Forums Kongregate

If you woke up tommorow and Kongregate took over the world... page 2

43 posts

Flag Post

Wait… are you telling me that Kongregate doesn’t own the world? O.o

 
Flag Post

i would be alright with that so long as they made english the only acceptable language. i hate not being able to ease drop on whatever the mexicans next to me are yelling about.

 
Flag Post

YES!Because i Can Blow up my self and respawns!(Uncharted Skies and Strike Force Heroes)

 
Flag Post

Correction: If you woke up tomorrow and Kongregate took over the galaxy…
Kongregate is already known pretty much world wide. What if, in a future far, far away, Kongregate would become intergalactically known?

 
Flag Post
Originally posted by CrownHeiress:

Two words…

ZOMBIE APOCALYPSE

Well, I would fit right in. :P

 
Flag Post
Originally posted by eProdigy:

Correction: If you woke up tomorrow and Kongregate took over the galaxy…
Kongregate is already known pretty much world wide. What if, in a future far, far away, Kongregate would become intergalactically known?

Definitely a little bit epic

 
Flag Post

if kongregate took over the world then the new laws will be tossing turtles and killing zombies or just to get lunch or dinner you have to stick your head into high levels noobs shity ass games.

 
Flag Post

What political party does admins of Kongregate support? :p

Life would become a real life platformer and ‘erry day we’d launch living projectiles with slings and cannons to the skies and beyond :D

Hopefully it wouldn’t be something like this

 
Flag Post
Originally posted by HappyAlcoholic:

If your Kongregate level equals your rank in the new world order’s hierarchy, then….
I certainly wouldn’t mind it at all :D

I would be pretty okay with a middle-class home.

I also wouldn’t mind gaming all night to get some money. :D

 
Flag Post

The ants shall congregate for Kongregate.
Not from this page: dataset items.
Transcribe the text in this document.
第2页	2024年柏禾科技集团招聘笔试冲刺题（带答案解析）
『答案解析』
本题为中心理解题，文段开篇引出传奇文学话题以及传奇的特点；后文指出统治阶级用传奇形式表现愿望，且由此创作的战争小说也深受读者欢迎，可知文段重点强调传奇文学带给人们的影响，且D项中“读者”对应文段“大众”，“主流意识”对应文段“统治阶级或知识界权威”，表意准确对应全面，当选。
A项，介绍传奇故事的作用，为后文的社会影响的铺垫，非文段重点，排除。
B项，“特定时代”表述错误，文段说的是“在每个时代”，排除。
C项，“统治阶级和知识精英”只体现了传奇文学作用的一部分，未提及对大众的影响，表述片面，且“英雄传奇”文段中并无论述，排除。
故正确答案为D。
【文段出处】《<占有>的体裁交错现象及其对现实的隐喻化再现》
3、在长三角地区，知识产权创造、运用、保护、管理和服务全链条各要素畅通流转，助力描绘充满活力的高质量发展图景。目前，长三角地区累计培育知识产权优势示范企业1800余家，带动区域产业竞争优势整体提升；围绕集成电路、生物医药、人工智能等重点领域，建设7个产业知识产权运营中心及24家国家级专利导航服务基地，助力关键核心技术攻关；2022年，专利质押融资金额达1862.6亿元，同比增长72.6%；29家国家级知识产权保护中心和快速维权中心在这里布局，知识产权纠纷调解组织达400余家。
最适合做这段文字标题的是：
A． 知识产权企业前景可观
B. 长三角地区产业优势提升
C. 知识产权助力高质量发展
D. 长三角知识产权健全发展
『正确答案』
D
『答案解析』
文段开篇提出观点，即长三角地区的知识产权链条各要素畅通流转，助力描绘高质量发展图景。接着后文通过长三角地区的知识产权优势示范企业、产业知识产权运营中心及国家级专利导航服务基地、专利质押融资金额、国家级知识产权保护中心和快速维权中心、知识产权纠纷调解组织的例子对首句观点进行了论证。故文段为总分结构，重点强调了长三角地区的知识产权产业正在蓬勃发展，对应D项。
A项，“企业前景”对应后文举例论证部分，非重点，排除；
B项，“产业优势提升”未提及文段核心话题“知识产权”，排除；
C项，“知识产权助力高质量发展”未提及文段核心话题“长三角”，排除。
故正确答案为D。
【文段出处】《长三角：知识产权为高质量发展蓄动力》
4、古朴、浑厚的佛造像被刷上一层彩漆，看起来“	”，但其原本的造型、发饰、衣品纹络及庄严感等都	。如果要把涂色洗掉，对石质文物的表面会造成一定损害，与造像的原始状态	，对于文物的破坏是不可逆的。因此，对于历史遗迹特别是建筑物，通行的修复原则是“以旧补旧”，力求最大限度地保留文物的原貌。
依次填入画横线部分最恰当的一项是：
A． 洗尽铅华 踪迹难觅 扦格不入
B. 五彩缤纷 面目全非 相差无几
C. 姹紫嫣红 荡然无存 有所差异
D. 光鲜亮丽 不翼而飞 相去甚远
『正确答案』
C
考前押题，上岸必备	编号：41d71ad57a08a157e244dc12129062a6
We will all be covered in ants! Aah!

 
Flag Post

Today’s tasks for lunch,
Task 1 I have to go on some 20 missions and stop a nuclear warhead from going off, alright now I have some potatoes,
Task 2 I have to go and do a small favor for someone, now I have some green beans,
Task 3 I have to go and clear a city full of zombies all by myself, now I have some bread,
Task 4 I have to go as a small dot in a maze and I’d die if I touch a wall, okay now I have some water,

Lunch is ready!

 
Flag Post
Originally posted by BronzeWolf:

Today’s tasks for lunch,
Task 1 I have to go on some 20 missions and stop a nuclear warhead from going off, alright now I have some potatoes,
Task 2 I have to go and do a small favor for someone, now I have some green beans,
Task 3 I have to go and clear a city full of zombies all by myself, now I have some bread,
Task 4 I have to go as a small dot in a maze and I’d die if I touch a wall, okay now I have some water,

Lunch is ready!

Don’t forget:

Task 5: Release a big-ass virus and eradicate mankind in 100 days, okay, now I have a stove;
Task 6: Avoid hellishly fast missiles by my time-manipulating skills and logic, and I have a pot.

 
Flag Post
Originally posted by eProdigy:

Correction: If you woke up tomorrow and Kongregate took over the galaxy…
Kongregate is already known pretty much world wide. What if, in a future far, far away, Kongregate would become intergalactically known?

wtf
 
Flag Post
Originally posted by Ruudiluca:

The ants shall congregate for Kongregate. We will all be covered in ants! Aah!

Well… I guess life is a picnic after all!

 
Flag Post

You guys are being too optimistic. Your employers would be nearly identical trading card games and idle MMO’s that ask you to pay them instead of the other way around while time slows to a crawl around you due to spectacularly poor optimization. Oh, and all the books and letters and stuff would be twice as tall just to make you scroll your view up and down a lot.

 
This post has been removed by an administrator or moderator
 
Flag Post

“Shoots zombie in the face”

I’d be apprehensive, yet, at the same time, pleased.